Cities to push Ottawa for 20-year, multibillion-dollar infrastructure plan
London Community News
By Sean Meyer/London Community News/Twitter: Newswriter22
The Federation of Canadian Municipalities (FCM) is calling on Ottawa to create a 20-year plan to fix infrastructure across the country and Harold Usher thinks the federal government is finally listening to that call.
In addition to the 20-year plan, the FCM proposal calls for an increase in annual federal investments dedicated to municipal infrastructure to $5.75 billion, from the current $3.25 billion, which will bring it in line, as a percentage of GDP, with historical levels from the 1950s to the mid-1970s.
FCM is proposing maintaining the existing permanent gas tax transfer, but with a cost-of-living indexation of three per cent per year. It is also proposing a new federal program designed to efficiently leverage matching investments from municipalities and provinces with a minimum of red tape and bureaucratic costs.
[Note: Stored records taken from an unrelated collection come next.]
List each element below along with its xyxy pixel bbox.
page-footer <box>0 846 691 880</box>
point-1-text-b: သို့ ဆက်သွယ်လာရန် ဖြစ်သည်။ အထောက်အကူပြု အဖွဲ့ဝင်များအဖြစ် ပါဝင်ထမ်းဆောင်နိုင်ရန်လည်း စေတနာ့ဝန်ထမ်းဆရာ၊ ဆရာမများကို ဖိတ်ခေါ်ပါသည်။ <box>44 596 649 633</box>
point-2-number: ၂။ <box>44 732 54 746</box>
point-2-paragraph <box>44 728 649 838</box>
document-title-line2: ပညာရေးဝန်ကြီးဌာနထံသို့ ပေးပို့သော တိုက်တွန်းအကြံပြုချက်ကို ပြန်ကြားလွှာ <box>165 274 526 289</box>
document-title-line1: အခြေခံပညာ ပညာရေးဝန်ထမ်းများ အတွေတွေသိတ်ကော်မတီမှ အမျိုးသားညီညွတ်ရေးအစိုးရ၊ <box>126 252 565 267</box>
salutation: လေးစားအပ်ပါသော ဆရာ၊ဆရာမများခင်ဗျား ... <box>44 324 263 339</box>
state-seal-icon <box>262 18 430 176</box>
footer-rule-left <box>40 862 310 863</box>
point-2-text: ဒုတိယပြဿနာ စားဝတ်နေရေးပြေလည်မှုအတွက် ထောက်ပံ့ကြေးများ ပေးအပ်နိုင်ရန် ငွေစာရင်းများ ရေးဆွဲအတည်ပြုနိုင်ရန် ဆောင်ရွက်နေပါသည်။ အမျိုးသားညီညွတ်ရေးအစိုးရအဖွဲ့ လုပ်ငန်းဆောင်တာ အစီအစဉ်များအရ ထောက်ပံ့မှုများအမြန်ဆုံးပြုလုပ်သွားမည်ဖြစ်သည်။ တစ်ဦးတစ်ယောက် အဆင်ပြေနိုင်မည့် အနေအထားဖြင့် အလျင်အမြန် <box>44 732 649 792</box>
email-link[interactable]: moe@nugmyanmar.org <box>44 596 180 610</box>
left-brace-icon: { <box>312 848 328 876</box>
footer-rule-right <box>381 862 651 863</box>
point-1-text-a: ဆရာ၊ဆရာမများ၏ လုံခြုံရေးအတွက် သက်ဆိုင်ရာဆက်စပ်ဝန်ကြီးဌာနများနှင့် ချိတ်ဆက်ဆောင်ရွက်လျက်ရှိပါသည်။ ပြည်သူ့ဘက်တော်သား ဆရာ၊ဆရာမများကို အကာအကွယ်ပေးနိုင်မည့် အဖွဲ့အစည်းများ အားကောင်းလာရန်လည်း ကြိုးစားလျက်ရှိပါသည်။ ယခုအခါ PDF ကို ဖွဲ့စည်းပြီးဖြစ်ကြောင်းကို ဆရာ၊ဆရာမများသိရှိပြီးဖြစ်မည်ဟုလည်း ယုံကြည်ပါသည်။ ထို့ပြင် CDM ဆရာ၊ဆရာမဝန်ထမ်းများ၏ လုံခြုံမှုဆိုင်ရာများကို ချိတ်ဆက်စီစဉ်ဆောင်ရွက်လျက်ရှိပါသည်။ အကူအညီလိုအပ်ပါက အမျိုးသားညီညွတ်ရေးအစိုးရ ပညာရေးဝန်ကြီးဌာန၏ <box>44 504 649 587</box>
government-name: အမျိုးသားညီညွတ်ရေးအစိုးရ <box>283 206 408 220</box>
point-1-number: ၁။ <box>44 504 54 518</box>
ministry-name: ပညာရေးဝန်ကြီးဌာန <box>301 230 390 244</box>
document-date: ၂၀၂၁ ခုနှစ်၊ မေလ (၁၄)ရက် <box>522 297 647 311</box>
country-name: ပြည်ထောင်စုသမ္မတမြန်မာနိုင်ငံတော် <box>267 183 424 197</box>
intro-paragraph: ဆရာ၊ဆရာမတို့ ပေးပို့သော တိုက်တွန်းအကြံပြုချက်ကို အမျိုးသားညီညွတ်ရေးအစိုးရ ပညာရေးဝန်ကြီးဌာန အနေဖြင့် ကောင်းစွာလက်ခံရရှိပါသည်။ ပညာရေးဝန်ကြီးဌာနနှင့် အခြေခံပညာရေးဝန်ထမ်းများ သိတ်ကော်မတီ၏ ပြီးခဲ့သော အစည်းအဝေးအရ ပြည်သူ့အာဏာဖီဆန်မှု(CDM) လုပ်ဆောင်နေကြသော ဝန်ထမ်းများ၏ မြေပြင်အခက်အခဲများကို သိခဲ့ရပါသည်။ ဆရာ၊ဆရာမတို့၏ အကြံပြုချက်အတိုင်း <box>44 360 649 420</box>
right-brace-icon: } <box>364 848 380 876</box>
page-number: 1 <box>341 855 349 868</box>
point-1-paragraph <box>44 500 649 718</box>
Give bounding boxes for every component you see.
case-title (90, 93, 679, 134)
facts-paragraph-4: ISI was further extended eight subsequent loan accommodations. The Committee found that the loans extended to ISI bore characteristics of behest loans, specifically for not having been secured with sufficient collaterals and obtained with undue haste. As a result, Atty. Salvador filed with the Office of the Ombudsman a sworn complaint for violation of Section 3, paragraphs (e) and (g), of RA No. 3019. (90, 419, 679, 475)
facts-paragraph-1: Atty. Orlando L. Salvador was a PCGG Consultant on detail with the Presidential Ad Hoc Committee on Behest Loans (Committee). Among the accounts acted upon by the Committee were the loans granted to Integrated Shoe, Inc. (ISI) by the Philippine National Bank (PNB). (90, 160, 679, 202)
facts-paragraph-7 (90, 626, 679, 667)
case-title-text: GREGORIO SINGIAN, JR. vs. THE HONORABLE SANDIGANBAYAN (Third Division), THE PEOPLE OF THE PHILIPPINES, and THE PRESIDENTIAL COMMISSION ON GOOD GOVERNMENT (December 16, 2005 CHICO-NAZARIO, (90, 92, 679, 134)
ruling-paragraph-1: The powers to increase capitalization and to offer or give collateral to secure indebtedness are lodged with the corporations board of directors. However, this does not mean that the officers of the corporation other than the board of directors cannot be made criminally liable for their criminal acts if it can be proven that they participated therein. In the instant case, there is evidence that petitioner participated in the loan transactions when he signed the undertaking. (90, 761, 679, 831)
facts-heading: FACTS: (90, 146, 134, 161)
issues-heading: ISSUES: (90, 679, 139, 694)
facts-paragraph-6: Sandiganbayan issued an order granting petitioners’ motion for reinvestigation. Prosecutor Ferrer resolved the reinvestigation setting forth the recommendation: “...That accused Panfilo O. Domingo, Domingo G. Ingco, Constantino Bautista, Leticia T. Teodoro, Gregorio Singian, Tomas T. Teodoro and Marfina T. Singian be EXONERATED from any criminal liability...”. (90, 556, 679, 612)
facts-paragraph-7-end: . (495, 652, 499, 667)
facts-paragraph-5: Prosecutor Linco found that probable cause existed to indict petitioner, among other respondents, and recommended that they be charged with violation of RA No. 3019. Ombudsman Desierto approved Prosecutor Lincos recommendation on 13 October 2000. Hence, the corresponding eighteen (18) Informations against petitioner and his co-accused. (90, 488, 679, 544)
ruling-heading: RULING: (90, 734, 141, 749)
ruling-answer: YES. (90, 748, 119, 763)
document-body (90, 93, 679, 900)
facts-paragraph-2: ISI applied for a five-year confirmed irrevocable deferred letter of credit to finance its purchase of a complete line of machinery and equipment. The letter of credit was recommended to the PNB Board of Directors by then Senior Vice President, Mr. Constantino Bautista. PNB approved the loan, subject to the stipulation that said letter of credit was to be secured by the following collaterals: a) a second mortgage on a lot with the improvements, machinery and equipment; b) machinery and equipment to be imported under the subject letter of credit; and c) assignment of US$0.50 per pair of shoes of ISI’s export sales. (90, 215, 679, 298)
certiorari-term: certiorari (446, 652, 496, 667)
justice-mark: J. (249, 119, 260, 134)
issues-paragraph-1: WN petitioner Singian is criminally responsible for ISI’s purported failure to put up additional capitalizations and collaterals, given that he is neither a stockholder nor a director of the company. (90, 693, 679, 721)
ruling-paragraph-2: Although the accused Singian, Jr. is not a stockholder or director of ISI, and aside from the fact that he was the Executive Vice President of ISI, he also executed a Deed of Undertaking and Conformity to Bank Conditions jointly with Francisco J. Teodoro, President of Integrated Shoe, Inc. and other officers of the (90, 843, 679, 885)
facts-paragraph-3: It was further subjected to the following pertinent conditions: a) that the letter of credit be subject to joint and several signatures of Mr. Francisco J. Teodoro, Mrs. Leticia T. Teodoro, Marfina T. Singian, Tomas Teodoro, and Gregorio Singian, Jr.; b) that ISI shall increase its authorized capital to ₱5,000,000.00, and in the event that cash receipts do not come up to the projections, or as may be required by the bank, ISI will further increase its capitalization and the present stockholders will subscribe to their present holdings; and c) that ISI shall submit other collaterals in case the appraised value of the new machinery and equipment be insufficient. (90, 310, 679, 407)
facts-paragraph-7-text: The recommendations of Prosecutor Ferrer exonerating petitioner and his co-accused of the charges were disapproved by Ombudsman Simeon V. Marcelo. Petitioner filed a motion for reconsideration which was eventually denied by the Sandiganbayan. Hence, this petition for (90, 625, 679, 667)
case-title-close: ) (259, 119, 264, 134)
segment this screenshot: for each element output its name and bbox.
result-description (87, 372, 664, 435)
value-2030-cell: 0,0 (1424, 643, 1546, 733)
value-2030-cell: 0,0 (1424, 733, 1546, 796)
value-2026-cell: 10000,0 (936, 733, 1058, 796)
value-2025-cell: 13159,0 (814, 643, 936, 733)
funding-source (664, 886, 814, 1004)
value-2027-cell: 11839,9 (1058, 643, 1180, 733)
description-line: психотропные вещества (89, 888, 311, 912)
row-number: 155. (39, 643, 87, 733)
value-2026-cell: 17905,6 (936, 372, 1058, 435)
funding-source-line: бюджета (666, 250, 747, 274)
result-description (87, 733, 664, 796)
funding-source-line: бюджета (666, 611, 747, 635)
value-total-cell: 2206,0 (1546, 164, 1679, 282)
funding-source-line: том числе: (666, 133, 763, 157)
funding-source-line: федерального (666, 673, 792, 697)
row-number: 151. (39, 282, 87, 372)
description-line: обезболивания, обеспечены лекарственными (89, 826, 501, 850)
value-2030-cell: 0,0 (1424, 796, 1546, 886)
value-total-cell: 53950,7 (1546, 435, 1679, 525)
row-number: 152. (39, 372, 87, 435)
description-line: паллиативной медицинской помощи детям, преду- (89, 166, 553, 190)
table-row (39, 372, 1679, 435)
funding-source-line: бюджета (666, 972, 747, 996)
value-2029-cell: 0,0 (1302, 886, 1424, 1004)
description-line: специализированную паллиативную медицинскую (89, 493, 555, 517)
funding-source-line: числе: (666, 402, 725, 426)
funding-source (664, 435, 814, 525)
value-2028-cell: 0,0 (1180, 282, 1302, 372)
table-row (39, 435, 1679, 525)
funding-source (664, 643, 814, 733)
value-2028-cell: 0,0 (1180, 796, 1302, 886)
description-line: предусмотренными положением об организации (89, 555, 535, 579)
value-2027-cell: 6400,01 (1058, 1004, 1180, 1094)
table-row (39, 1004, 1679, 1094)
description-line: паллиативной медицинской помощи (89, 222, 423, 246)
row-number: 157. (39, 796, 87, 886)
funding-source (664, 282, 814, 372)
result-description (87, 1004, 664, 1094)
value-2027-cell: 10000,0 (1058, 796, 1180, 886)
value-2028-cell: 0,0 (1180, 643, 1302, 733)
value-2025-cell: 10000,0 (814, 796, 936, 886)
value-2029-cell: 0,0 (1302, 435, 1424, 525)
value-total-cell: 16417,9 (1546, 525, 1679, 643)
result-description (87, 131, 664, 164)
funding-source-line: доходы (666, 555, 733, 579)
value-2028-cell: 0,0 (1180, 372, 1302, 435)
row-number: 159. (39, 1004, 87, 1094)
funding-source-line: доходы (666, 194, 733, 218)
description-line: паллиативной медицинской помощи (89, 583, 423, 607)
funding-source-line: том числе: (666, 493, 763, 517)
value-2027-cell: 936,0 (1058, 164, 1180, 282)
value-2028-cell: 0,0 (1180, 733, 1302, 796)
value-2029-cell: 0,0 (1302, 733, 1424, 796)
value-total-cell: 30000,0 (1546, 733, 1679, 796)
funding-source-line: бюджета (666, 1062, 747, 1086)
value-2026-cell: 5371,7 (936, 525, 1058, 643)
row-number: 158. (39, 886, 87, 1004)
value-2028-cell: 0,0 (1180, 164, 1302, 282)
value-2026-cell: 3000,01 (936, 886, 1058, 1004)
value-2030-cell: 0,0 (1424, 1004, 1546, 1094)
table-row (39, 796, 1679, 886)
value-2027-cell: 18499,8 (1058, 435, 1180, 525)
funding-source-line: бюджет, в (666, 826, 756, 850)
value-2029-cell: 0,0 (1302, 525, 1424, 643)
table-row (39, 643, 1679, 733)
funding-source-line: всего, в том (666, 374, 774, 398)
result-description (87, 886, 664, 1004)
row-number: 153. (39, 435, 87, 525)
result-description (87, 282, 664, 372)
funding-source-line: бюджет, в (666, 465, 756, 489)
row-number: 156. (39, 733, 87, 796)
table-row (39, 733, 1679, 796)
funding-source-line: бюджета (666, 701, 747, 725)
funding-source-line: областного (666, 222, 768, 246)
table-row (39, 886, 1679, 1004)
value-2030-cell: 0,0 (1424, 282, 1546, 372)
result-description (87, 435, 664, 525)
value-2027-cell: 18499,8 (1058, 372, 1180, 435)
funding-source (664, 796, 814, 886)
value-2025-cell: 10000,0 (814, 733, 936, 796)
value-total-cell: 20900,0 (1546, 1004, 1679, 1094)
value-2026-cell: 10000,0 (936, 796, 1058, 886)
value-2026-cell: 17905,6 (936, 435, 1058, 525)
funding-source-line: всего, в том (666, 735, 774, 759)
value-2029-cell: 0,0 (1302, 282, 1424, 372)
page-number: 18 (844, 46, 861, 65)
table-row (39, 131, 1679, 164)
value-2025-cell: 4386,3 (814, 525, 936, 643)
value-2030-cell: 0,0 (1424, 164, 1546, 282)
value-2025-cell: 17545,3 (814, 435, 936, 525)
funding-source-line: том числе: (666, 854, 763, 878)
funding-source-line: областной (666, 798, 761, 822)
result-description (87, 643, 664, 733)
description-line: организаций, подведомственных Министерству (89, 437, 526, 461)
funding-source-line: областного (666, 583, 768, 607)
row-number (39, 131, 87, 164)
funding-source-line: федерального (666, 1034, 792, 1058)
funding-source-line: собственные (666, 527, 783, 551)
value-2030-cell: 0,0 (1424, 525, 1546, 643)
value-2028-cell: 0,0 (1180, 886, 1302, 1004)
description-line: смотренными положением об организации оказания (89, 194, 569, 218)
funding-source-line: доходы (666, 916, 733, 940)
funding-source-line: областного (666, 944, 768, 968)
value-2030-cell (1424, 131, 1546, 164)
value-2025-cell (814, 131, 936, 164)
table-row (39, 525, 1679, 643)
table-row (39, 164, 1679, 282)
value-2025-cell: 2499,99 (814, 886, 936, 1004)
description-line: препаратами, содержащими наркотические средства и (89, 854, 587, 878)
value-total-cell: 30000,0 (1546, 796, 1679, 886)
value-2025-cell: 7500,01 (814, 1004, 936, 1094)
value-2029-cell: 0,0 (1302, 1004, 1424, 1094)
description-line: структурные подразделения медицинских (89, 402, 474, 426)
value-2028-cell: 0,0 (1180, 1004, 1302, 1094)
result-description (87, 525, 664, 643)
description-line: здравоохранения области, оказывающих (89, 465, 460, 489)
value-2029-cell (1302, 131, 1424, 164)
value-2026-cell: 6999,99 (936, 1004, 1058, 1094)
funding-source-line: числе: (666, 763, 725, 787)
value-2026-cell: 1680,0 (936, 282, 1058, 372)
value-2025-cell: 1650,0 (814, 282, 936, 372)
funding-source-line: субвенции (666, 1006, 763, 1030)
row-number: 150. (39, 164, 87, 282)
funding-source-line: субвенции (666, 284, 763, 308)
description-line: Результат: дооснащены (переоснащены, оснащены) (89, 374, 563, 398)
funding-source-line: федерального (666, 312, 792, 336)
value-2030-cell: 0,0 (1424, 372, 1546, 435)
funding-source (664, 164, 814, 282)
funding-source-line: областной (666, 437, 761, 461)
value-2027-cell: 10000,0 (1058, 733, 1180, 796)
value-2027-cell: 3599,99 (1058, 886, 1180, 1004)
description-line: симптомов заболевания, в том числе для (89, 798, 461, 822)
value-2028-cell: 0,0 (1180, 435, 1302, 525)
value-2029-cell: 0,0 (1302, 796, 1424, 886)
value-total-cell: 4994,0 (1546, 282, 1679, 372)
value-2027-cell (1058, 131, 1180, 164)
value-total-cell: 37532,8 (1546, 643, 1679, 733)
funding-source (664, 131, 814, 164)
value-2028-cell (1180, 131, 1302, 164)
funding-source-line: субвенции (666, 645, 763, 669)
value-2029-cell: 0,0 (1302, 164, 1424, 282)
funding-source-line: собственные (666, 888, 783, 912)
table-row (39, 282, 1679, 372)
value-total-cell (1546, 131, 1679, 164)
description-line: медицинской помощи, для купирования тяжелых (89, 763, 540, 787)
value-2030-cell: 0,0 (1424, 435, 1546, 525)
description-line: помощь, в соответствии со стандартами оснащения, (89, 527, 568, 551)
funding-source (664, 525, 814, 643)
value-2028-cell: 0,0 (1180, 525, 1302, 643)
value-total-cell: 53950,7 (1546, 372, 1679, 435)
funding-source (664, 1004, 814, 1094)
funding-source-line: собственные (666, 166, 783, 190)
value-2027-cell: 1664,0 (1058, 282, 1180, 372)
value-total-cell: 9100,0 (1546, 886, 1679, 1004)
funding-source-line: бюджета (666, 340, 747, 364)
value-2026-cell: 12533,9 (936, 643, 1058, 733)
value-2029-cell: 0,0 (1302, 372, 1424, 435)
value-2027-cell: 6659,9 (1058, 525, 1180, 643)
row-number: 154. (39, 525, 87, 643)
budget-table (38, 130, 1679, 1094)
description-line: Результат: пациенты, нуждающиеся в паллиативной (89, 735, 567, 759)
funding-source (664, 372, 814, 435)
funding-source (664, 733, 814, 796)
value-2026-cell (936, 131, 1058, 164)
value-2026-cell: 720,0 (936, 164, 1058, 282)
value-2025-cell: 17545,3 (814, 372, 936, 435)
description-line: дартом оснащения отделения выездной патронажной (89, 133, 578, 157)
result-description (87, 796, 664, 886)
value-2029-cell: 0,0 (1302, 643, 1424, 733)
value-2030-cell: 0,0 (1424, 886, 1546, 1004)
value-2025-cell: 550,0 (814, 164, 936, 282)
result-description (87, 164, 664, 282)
“I think this is excellent news. My understanding is the provincial government will step up to the plate,” said Usher, the councillor for Ward 12 and a member of the FCM board of directors. “We want to stop the crumbling roads, the gridlocks with transit and the problems with the underground utilities from getting worse.”
Usher said during between the 1950s and 1970s, municipal infrastructure was progressing and being funded by the federal government. When that funding dried up, cities started falling behind.
In 1994, Usher said, the federal government started to slowly come back into the program. In 2005 the Gas Tax Fund started to the tune of $2 billion per year across Canada. That was followed two years later with the creation of the Building Canada Fund, a seven-year program for $33 billion that is scheduled to end in 2014. FCM is asking that program to be renewed after the 2014 cutoff.
FCM officials have said the inefficiencies and uncertainty resulting from application-based programs is even more acute for smaller and rural communities that do not have the staff resources of larger municipalities.
Usher said this request, along with the creation of the 20-year strategy, is to bring municipal infrastructure up-to-date. However, since a $5.75 billion funding request doesn’t happen overnight, Usher said the work towards it has to begin now.
“If we don’t start asking for it now, 2014 will come and everything will drop dead, we won’t have any money coming from the federal government,” Usher said. “What we are pushing for really is some kind of announcement in the 2013 federal budget, saying in 2014 the federal government is going to start doing this to meet the construction season in 2014.”
The requests to the federal government will be made over the next several years, including next week as Usher and 99 other FCM members travels to Ottawa to speak with individual MPs.
“I think we are doing pretty well on our way there. The thing is, not to shock the federal government,” Usher said. “We are going from $3.2 billion for year, again for all of Canada, to $5.75 billion. They might say, ‘Whoa, that is a lot of money.’ But if we start talking about it today, they might get used to the numbers.”
Usher said one of the things FCM will push the federal government on is the shortfall cities have when it comes to adequate funding.
“We are only doing what we do with eight per cent of the tax dollar. The federal government gets 55 per cent. The structure of that tax doesn’t work well in this day and age,” Usher said. “We either need a whole new tax structure of both government have to take part of theirs and help provide this infrastructure. This is the core of our economy and they can’t allow it to collapse like one of the sinkholes we have had.”
Usher said he believes FCM will be heard and that when the federal budget comes down in March, the public will see something mentioned about the 20-year plan and the funding request for municipalities. By 2014, Usher predicts the money will be placed in the budget.
“I have no doubt about that. The federal government is listening and I believe the provincial government will follow,” Usher said. “This will boost the economy of every city and every little village. Maybe the big cities will benefit more, but everyone will benefit. Everything needs to be looked after.”